We shot dozens of images, and when we got down off the hill he took us to the big sweep in the road where you approach the bottom land from Scottown – where the creek snakes by Nelly’s Branch to the east, and past the homes of Tommy Null and Cline Bricker (long departed) to the west. When you make the big turn around the hill the Fulks family farm opens up to a vista unlike most any you can find in southern Ohio, framed by the ‘mighty’ Guyan on one side, and the hills in the background.
Done with the tour, I felt old, and a little naive. How could so much have changed in the short span of just fifty years, I asked? Uncle Frank shook his head, amazed perhaps, that I even made it this far.
But more likely, he had his own moment of appreciation for time, and reality.

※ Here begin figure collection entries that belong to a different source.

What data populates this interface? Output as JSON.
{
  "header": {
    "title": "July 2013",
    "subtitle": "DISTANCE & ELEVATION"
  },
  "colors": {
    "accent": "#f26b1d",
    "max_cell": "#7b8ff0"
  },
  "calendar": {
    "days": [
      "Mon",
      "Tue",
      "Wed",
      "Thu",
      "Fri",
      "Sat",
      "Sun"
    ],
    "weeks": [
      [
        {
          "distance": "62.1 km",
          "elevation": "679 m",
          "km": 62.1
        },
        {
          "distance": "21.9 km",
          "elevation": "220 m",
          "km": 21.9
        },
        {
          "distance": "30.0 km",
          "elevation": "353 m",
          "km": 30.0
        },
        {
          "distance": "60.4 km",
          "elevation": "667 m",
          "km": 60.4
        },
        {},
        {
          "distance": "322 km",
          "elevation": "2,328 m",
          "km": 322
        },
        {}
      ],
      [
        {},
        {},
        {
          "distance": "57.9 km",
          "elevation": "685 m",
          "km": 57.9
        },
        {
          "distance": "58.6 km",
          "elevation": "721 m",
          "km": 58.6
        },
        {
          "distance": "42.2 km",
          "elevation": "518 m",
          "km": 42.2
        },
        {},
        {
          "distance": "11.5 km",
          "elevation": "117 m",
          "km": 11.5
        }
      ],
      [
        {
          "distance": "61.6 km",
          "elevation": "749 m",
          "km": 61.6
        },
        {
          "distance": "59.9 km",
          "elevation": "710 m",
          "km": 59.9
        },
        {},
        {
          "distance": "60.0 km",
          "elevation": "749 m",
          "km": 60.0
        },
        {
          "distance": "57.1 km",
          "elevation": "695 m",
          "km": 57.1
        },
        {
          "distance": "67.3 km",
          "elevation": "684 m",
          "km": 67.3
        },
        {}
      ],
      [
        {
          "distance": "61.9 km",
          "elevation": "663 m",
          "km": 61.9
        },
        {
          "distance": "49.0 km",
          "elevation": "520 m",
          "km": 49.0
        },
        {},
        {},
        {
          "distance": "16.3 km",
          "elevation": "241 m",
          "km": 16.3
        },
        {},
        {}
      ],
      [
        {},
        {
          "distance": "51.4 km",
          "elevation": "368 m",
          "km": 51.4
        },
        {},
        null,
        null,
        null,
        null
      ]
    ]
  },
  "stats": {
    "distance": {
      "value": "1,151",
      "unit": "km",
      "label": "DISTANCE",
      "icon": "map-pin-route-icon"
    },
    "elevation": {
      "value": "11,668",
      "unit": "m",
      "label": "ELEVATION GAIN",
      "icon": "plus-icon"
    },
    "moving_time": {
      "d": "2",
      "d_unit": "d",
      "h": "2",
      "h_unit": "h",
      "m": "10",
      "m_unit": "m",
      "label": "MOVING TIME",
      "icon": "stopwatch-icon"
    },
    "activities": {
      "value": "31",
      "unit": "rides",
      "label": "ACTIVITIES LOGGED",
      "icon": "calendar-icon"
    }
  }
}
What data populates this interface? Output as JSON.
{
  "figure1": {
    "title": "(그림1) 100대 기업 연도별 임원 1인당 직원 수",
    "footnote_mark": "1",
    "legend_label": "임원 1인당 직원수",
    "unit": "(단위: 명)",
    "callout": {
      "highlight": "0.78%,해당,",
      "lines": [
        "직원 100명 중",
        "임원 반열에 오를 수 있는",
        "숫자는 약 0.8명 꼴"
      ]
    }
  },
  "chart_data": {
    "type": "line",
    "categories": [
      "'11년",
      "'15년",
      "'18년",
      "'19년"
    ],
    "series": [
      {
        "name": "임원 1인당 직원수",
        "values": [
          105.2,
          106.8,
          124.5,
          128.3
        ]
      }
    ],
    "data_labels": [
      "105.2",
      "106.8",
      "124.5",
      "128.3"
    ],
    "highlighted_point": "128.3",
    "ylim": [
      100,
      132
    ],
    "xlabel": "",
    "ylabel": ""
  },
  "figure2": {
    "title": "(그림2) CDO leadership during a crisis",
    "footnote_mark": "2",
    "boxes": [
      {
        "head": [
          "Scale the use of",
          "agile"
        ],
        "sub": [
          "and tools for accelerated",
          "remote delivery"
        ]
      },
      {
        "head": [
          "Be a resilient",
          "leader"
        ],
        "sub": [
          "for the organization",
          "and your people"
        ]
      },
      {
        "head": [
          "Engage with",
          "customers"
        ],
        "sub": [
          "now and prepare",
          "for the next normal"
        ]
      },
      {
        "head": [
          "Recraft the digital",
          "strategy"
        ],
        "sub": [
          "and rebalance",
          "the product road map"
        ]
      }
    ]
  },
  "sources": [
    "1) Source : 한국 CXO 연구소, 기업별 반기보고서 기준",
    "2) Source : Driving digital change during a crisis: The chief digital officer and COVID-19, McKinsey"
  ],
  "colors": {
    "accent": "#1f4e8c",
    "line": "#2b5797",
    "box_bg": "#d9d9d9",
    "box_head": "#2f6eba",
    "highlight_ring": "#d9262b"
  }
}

The original home of N.D. and Sylvia burned years ago. The original barn was torn down because of decay, replaced by a different, more efficient structure. There are no longer cows to milk, just the Simmentals on top of the hill.
“You know,” he said with satisfaction, “I didn’t get my yard mowed today.”
“And mowing the hillside across the road is out of the question, you think?” I joked, shaking my head, sad to the reality.
Uncle Frank nodded, and just smiled. Of boys who grow old, time and loss, and the inevitable pain…of coming home.